Projet de loi C-2 : Quand le Canada ferme la porte aux réfugié·es
par Hady Anne, activiste militant pour la justice migrante
Depuis le dépôt du projet de loi C-2, présenté par Ottawa comme une mesure de « sécurité rigoureuse à la frontière », nous assistons à une offensive dangereuse contre le droit d’asile et les droits fondamentaux des migrant·es.
Criminaliser les réfugié·es
Sous prétexte d’ordre et de sécurité, C-2 impose de nouvelles barrières :
une demande d’asile devient irrecevable si elle est déposée plus d’un an après l’arrivée au Canada ;
« Tel que proposé, une demande d’asile serait irrecevable si une demande d’asile est présentée plus d’un an après le première entrée de l’individu au Canada après le 24 juin 2020. » (canada.justice.gc.ca)
toute personne franchissant la frontière dite « irrégulièrement » depuis les États-Unis aura seulement 14 jours pour déposer sa demande.
« De plus, une demande d’asile ne peut être déférée si le demandeur d’asile arrive au Canada entre des points d’entrée terrestres en provenance des États-Unis et présente une demande d’asile 14 jours ou plus après la date de son entrée au Canada. Cette condition est prévue au paragraphe 159.4(1.1) du Règlement sur l’immigration et la protection des réfugiés. » (canada.justice.gc.ca)
Ces délais arbitraires auront pour conséquence de rejeter des personnes en danger sans même leur accorder une audience juste et équitable.
Des droits vidés de leur sens
Les personnes exclues du système d’asile complet seront redirigées vers une procédure minimaliste, l’Examen des risques avant renvoi (ERAR), connue pour ses taux de rejet massifs et l’absence d’audience.
En clair : C-2 met en péril le principe de non-refoulement, pierre angulaire du droit international, qui interdit de renvoyer quelqu’un vers un pays où il risque la persécution ou la mort.
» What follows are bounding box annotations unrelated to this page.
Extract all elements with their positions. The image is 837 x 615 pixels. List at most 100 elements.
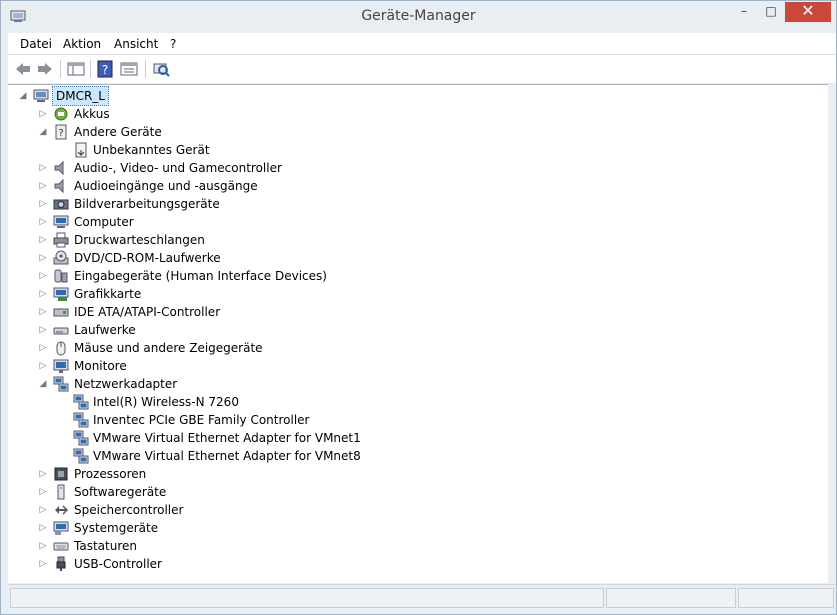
maximize-button[interactable]: □ (758, 2, 784, 22)
software-device-icon (57, 484, 65, 500)
processor-icon (54, 467, 68, 481)
display-adapter-icon (53, 287, 69, 301)
scan-hardware-icon[interactable] (152, 60, 170, 78)
device-manager-window: Geräte-Manager – □ ✕ Datei Aktion Ansich… (0, 0, 837, 615)
tree-node-label: DVD/CD-ROM-Laufwerke (74, 251, 221, 265)
expand-arrow-icon[interactable]: ▷ (38, 321, 48, 339)
tree-node-label: Akkus (74, 107, 110, 121)
properties-icon[interactable] (120, 60, 138, 78)
window-title: Geräte-Manager (361, 8, 476, 24)
tree-node-dvd[interactable]: ▷ DVD/CD-ROM-Laufwerke (8, 249, 408, 267)
tree-node-speichercontroller[interactable]: ▷ Speichercontroller (8, 501, 408, 519)
expand-arrow-icon[interactable]: ▷ (38, 195, 48, 213)
toolbar-separator (145, 60, 146, 78)
back-arrow-icon[interactable] (14, 60, 32, 78)
storage-controller-icon (55, 505, 69, 515)
expand-arrow-icon[interactable]: ▷ (38, 177, 48, 195)
menu-datei[interactable]: Datei (20, 37, 52, 51)
tree-node-audio-video[interactable]: ▷ Audio-, Video- und Gamecontroller (8, 159, 408, 177)
tree-node-laufwerke[interactable]: ▷ Laufwerke (8, 321, 408, 339)
tree-node-andere-geraete[interactable]: ◢ ? Andere Geräte (8, 123, 408, 141)
svg-text:?: ? (102, 63, 108, 77)
tree-node-softwaregeraete[interactable]: ▷ Softwaregeräte (8, 483, 408, 501)
tree-node-label: Systemgeräte (74, 521, 159, 535)
tree-node-systemgeraete[interactable]: ▷ Systemgeräte (8, 519, 408, 537)
expand-arrow-icon[interactable]: ▷ (38, 501, 48, 519)
expand-arrow-icon[interactable]: ▷ (38, 249, 48, 267)
tree-node-monitore[interactable]: ▷ Monitore (8, 357, 408, 375)
tree-node-eingabegeraete[interactable]: ▷ Eingabegeräte (Human Interface Devices… (8, 267, 408, 285)
tree-node-label: Grafikkarte (74, 287, 142, 301)
toolbar: ? (8, 54, 836, 83)
toolbar-separator (60, 60, 61, 78)
tree-leaf-network-adapter[interactable]: Intel(R) Wireless-N 7260 (8, 393, 408, 411)
expand-arrow-icon[interactable]: ▷ (38, 339, 48, 357)
expand-arrow-icon[interactable]: ▷ (38, 357, 48, 375)
expand-arrow-icon[interactable]: ▷ (38, 231, 48, 249)
tree-node-druckwarteschlangen[interactable]: ▷ Druckwarteschlangen (8, 231, 408, 249)
expand-arrow-icon[interactable]: ▷ (38, 537, 48, 555)
camera-icon (53, 199, 69, 210)
tree-node-label: Monitore (74, 359, 127, 373)
tree-node-ide[interactable]: ▷ IDE ATA/ATAPI-Controller (8, 303, 408, 321)
network-adapter-icon (73, 412, 89, 428)
network-adapter-icon (53, 376, 69, 392)
expand-arrow-icon[interactable]: ▷ (38, 105, 48, 123)
tree-leaf-network-adapter[interactable]: Inventec PCIe GBE Family Controller (8, 411, 408, 429)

Un État toujours plus sécuritaire
C-2 ne s’arrête pas là :
élargissement de la surveillance et du partage de données personnelles ;
pouvoirs discrétionnaires permettant d’annuler en bloc des demandes au nom de « l’intérêt public » ;
confusion entretenue entre migration et criminalité.
Nous savons où mène ce type de logique : à la stigmatisation des communautés racisées et des sans-statut, et à l’érosion des libertés pour toutes et tous.
Pourquoi nous devons résister
Ce projet n’est pas qu’un texte de loi : il est le reflet d’une vision du monde où les frontières valent plus que les vies humaines.
C-2 s’attaque aux plus vulnérables : femmes victimes de violences, familles déplacées par la guerre, personnes persécutées pour leurs opinions ou leur identité. Laisser passer une telle loi, c’est normaliser l’injustice et trahir les engagements internationaux du Canada.
Une riposte collective
Nous appelons à :
informer et sensibiliser partout, dans nos quartiers, nos écoles, nos milieux de travail ;
donner la parole aux premier·es concerné·es à travers témoignages, interventions publiques, créations artistiques ;
organiser des mobilisations de rue lors des débats parlementaires et devant les bureaux des élu·es* ;
exiger le retrait pur et simple de C-2 et défendre des politiques d’accueil et de régularisation.
Une autre vision est possible
La véritable sécurité ne réside pas dans la fermeture des frontières, mais dans la justice sociale, la solidarité et la dignité humaine.
Nos vies valent plus que leurs frontières.
*Solidarité sans frontière (SSF) organise d’ailleurs une manifestation le 19 octobre contre le projet de loi C-2, en solidarité avec les migrants sans statues et pour le retrait de l’Entente sur les tiers pays sûrs (ETPS) — ajout de l’éditoriale
UN PROJET DE LOI AUX CLAIRS TENDANCES AUTORITAIRES
En parallèle, le projet de loi C-2 conférerait aux autorités canadiennes des pouvoirs de surveillance accrue.
Il propose notamment d’accorder à la police le pouvoir d’exiger aux plateformes de leur « fournir des renseignements » sur un·e utilisateur·ice —incluant son nom, ses pseudonymes, ses identifiants, son numéro de téléphone et son adresse —, et ce même en l’absence d’un mandat.
L’autre partie qui inquiète particulièrement (Loi sur le soutien en matière d’accès autorisé à de l’information) propose, en substance, de permettre au gouvernement de forcer les plateformes de communication comme Signal et Telegram à rendre toutes les communications électroniques — y compris lorsqu’elles sont encryptées — potentiellement accessible aux autorités en créant ce qu’on appelle un backdoor. Tout aussi inquiétant, les plateformes de communication sommées d’installer ce backdoor n’auraient pas le droit d’en avertir les utilisateur·ices visé·es.